Mutsvangwa was among just seven black students selected to enter the Faculty of Law of the then University of Rhodesia in 1975, but left shortly thereafter to join ZIPRA in Mozambique. He later completed his university education in the United States, receiving a BS in Management and Information Systems from Boston University in 1984 and an MBA from St. John's University in 1990.

==Political career==
Mutsvangwa entered public life as a diplomat, serving at postings in Brussels under Ambassador Solomom J. Mahaka to the European Union and New York to the United Nations under Stan Mudenge. In 1989, he was part of the UN observer team that monitored Namibia's first general elections, which were won by SWAPO, led by Sam Nujoma. Mutsvangwa left diplomatic service in 1990.

In 1991, Mutsvangwa was appointed Director-General of the Zimbabwe Broadcasting Corporation. He stepped down in 1994 to return to the private sector, serving as an executive in the telecommunications industry. Returning to politics in 2000, he was elected ZANU-PF Party Secretary for Harare Province. In 2002, he was appointed Zimbabwean Ambassador to China, tasked with deepening the country's foreign policy reorientation away from the West towards China. He served for four years until 2006, leaving under a "cloud of controversy" due to party infighting.

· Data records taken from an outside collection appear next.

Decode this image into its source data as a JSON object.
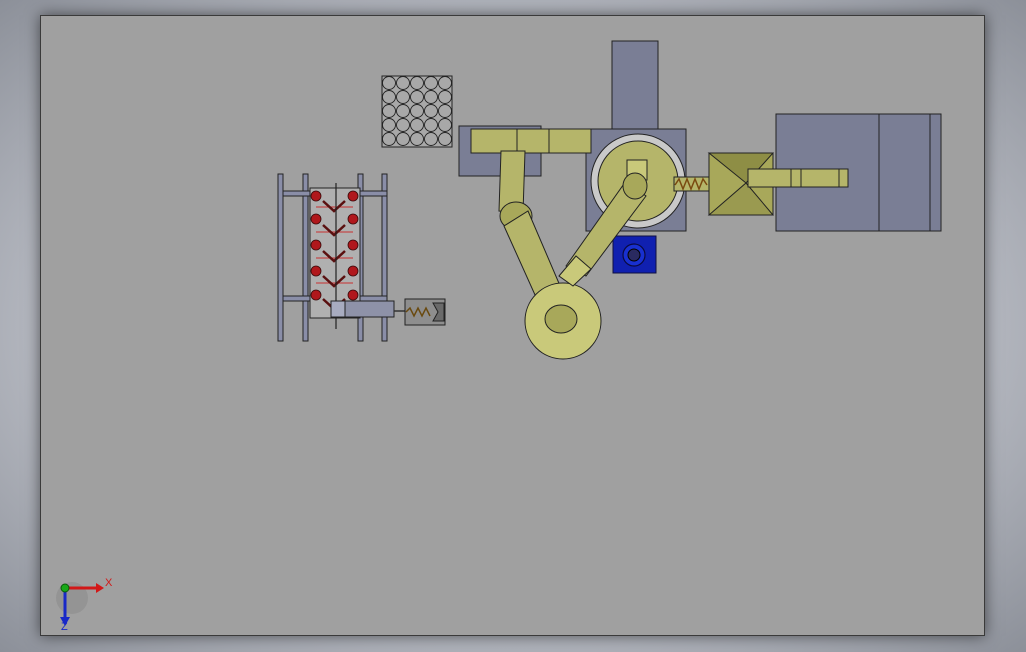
{
  "triad": {
    "x_label": "X",
    "z_label": "Z"
  },
  "colors": {
    "background": "#a0a0a0",
    "robot_arm": "#b5b56a",
    "arm_dark": "#8e8e45",
    "base_plate": "#7a7e95",
    "blue_motor": "#1020b0",
    "red_part": "#b0181c",
    "axis_x": "#d21818",
    "axis_y": "#18a818",
    "axis_z": "#1828c8"
  },
  "icons": [
    "triad-icon"
  ]
}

In 2012, he was appointed Chairman of the Mineral Marketing Corporation of Zimbabwe. In the 2013 elections, he was returned as MP for Norton. He was appointed Deputy Minister of Foreign Affairs and then the first Minister for Welfare Services for War Veterans, War Collaborators, Former Political Detainees and Restrictees. Following his expulsion from ZANU-PF he was recalled from Parliament.

===2017 coup d'etat===
An ally of ousted Vice President Emmerson Mnangagwa, Mutsvangwa praised Army General Constantino Chiwenga for "a bloodless correction of gross abuse of power" and hoped that the army would restore a "genuine democracy" and Zimbabwe as a "modern model nation" following the 2017 coup d'état. Mutsvangwa was said to be involved in negotiations for a transitional government with Mnangagwa and Morgan Tsvangirai.